The following does not use a computer, except for GeoGebra, and argues not from equal inradii to $BD=DE$, but rather the converse: if $BDE$ is a certain constructible isosceles triangle, then the inradii are equal.

In equilateral triangle $ABC$, with side $AB=1$, construct $\angle CBE=22.5^o$ and $\angle AED=45^o$. Since $\angle BEC=180^o-60^o-22.5^o=97.5^o$, then $\angle DEB=\angle EBD=37.5^o$ and $BD=DE=x$ in triangle $BDE$.

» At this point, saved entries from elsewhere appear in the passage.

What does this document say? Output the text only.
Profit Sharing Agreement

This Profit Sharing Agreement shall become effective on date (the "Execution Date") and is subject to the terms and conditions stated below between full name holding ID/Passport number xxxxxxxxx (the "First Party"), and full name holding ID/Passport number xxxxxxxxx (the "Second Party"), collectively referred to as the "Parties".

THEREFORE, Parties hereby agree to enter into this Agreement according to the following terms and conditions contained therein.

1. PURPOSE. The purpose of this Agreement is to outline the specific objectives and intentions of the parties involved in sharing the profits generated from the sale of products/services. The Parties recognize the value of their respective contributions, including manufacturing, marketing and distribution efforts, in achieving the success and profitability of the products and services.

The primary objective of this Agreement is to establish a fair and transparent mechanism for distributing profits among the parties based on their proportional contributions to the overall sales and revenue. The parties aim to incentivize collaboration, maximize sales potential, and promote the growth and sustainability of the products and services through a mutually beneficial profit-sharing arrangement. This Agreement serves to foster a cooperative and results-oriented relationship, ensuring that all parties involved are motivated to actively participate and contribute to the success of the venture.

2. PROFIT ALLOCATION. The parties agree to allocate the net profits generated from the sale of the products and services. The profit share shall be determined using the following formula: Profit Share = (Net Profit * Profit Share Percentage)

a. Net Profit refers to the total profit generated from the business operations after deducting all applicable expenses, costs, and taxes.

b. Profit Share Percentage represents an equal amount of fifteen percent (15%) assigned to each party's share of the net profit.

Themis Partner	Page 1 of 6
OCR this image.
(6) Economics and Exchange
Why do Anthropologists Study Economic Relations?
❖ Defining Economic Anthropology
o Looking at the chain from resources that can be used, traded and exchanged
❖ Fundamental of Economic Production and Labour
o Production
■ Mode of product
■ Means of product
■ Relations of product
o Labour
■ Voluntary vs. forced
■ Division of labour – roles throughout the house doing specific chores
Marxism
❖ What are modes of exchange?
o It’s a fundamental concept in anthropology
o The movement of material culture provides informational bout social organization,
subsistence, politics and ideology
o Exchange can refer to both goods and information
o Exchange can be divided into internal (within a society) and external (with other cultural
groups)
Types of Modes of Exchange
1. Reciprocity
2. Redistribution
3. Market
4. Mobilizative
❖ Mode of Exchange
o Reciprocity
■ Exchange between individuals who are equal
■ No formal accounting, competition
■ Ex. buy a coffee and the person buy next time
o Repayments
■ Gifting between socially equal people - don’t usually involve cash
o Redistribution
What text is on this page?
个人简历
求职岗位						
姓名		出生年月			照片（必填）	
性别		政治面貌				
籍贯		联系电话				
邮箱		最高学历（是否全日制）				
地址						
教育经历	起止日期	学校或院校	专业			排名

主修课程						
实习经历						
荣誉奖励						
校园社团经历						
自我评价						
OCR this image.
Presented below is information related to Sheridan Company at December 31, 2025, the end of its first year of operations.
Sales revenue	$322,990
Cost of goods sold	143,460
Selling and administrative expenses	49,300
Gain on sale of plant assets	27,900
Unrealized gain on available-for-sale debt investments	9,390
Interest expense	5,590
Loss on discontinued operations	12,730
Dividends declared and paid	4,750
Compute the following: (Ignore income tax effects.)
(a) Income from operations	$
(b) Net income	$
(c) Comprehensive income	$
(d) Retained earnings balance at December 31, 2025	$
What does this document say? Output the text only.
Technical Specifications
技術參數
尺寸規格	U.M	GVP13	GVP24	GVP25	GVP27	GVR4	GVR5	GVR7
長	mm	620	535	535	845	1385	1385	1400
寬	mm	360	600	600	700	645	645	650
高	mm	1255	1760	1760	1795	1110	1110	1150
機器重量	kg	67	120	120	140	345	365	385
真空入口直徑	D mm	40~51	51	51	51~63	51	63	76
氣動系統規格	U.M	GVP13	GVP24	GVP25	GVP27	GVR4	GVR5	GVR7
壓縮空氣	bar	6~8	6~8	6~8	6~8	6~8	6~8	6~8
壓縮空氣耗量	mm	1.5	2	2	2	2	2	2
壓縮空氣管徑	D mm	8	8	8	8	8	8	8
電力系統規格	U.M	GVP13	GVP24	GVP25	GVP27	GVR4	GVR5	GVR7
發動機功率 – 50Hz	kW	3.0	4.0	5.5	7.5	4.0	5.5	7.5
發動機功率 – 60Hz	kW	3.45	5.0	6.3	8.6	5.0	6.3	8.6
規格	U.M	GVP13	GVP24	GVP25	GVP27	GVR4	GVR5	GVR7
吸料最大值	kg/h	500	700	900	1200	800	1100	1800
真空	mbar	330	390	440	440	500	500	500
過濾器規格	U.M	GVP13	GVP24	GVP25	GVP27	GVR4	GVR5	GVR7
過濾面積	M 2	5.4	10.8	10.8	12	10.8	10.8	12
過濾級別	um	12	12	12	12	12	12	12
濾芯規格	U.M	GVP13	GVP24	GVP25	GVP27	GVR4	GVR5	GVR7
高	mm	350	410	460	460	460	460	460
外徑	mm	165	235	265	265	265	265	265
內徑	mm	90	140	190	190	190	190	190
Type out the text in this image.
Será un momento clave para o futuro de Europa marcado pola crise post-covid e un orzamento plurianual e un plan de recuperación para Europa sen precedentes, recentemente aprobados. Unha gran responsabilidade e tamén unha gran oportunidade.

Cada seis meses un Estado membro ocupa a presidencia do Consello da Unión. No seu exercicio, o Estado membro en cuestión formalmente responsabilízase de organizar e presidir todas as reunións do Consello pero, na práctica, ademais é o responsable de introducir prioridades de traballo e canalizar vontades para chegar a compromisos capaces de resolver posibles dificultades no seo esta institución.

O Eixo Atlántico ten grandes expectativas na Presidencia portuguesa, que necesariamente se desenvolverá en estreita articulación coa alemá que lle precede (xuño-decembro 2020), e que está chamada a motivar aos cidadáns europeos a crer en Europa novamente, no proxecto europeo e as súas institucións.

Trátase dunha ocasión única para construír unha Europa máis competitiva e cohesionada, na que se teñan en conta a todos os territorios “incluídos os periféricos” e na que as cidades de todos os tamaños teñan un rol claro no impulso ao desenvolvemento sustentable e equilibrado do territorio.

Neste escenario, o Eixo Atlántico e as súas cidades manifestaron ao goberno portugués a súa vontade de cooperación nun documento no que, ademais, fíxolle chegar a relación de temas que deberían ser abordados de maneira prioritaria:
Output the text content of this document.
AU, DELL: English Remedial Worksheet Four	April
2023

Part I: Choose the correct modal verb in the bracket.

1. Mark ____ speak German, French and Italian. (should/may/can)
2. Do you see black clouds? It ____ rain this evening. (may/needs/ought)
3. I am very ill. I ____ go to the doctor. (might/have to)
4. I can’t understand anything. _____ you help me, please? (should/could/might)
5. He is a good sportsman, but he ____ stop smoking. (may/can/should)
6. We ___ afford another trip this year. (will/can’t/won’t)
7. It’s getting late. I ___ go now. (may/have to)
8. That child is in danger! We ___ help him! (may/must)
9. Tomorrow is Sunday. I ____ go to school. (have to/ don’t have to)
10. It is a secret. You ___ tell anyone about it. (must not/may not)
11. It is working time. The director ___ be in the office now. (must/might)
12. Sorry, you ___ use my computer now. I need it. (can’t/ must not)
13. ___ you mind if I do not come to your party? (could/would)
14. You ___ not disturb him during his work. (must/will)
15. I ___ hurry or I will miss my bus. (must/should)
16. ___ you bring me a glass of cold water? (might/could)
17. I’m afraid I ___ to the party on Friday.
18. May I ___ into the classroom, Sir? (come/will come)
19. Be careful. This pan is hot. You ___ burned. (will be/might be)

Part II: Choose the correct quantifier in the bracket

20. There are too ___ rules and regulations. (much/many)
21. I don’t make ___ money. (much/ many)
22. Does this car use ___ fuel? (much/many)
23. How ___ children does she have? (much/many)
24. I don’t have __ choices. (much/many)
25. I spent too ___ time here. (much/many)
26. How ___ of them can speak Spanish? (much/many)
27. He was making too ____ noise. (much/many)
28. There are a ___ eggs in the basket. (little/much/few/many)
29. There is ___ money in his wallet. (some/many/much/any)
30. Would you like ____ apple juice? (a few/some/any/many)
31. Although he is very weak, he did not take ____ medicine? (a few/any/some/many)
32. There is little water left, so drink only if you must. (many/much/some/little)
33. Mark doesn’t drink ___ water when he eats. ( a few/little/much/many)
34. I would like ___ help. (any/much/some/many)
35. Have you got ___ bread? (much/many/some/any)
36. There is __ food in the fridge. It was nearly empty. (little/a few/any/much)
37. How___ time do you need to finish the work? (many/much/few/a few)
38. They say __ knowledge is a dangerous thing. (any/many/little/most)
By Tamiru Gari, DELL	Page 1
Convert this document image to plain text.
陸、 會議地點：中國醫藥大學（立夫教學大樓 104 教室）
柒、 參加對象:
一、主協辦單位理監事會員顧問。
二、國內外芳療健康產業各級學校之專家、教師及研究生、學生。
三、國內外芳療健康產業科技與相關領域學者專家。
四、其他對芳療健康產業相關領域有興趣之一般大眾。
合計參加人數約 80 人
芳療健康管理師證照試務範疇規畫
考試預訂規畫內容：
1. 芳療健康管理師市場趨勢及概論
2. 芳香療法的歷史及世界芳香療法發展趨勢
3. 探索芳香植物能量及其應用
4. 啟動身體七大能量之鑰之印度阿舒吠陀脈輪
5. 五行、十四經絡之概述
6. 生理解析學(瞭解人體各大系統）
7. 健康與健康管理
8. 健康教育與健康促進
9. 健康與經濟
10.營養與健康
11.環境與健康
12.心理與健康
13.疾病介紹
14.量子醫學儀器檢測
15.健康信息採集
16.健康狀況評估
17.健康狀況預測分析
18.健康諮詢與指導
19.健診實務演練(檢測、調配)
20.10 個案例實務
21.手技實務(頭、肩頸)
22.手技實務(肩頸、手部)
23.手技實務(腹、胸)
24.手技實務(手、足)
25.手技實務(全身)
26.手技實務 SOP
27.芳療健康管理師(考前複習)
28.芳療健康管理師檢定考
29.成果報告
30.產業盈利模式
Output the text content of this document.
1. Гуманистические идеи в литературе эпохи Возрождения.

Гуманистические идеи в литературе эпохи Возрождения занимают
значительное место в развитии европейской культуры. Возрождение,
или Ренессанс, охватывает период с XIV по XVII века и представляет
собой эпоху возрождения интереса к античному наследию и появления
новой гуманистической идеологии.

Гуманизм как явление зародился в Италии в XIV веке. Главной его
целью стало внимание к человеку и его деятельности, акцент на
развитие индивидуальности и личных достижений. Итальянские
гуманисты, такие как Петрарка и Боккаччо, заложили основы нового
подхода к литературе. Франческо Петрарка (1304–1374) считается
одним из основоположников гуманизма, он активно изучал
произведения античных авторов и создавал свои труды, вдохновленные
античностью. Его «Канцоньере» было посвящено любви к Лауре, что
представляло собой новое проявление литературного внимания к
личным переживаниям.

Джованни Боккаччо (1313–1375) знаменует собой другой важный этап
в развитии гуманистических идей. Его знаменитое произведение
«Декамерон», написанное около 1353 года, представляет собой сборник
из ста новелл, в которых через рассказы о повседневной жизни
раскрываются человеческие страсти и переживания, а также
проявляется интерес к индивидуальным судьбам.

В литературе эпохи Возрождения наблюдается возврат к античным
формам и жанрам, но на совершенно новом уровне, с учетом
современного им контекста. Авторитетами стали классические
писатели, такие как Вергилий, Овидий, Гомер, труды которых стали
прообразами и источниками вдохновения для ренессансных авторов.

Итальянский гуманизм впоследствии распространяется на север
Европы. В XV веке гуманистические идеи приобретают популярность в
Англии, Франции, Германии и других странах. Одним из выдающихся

Since the inradius is twice the area divided by the perimeter, in triangle $ADE$,$$FJ=\frac{x(1-x)\sin 75^o}{x+(1-x)+AE}$$Relying on GeoGebra, that $x\approx\frac {11}{20}=.55$, then by the law of cosines$$AE=\sqrt{x^2+(1-x)^2-2x(1-x)\cos75^o}\approx .614$$and$$FJ\approx\frac{.239}{1.614}=.148$$ Next, in triangle $DBE$, since $\angle BDE=105^o$, then $$GK=\frac{x\sin 37.5^o\cdot BE}{2x+BE}$$and$$BE=\sqrt {2x^2-2x^2\cos 105^o}\approx.873$$so that$$GK\approx\frac{.292}{1.973}=.148$$Finally, in triangle BEC, again$$HL=\frac{BC\cdot BE\sin 22.5^o}{BE+EC+BC}=\frac{.873\cdot\sin 22.5^o}{.873+(1-.614)+1}\approx\frac{.334}{2.259}=.148$$Thus it seems possible, with ruler and compass, in an equilateral triangle to construct three triangles, the middle one isosceles, such that their incircles are equal.

Triangle $ADE$ is oddly reminiscent of the first Pythagorean triple, having its angles rather than its sides in the $3-4-5$ ratio. Moreover, all angles are integral multiples of $7.5^o$, as indicated in the figure below.

Answer 3

Here is a response to OP's Bonus Question.

Let $ABC$ be a $30^o-60^o-90^o$ right triangle. Construct $DE$ perpendicular bisector of $AB$, and join $EB$.

Since, by SAS, $\triangle ADE\cong\triangle DBE$, then$$\frac{FH}{GI}=\frac{\triangle ADE}{\triangle DBE}=\frac{AE+ED+DA}{BE+ED+DB}=\frac{1}{1}$$[More briefly: Congruent triangles have equal incircles.]

Next, since $\angle EBD=\angle DAE=30^o$, then $\angle CBE=\angle EBD$, and by AAS, $\triangle DBE\cong\triangle CBE$, and again$$\frac{GI}{JK}=\frac{\triangle DBE}{\triangle EBC}=\frac{BE+ED+DB}{BE+EC+CB}=\frac{1}{1}$$

Therefore, a $30^o-60^o-90^o$ right triangle is divisible into three equal triangles having equal inradii, and$$\frac{AB}{BC}=\frac {2}{1}$$Is this the only triangle to fulfill the conditions? It seems clear that since equal triangles under the same height must have equal bases, then triangles $ADE$, $DBE$ will have equal perimeters, making $FH=GI$, only if $ED\perp AB$ so that $AE=BE$.

Likewise, equal triangles $DBE$, $CBE$ on the same base $BE$ have equal perimeters, making $GI=JK$, only if the triangles are congruent (if two equal triangles on the same base are non-congruent, the more nearly isosceles triangle has a greater incircle), i.e. only if $\angle ECB=\angle BDE=90^o$, and hence $\angle CBA=2\angle EBA$. Therefore, since $\angle CBA+\angle CAB=90^o$, then $\angle CBA=60^o$ and $\angle CAB=30^o$.

Finally, and by the way, as in the solution for equilateral $ABC$, here too we find $\angle AED=2\angle CBE$.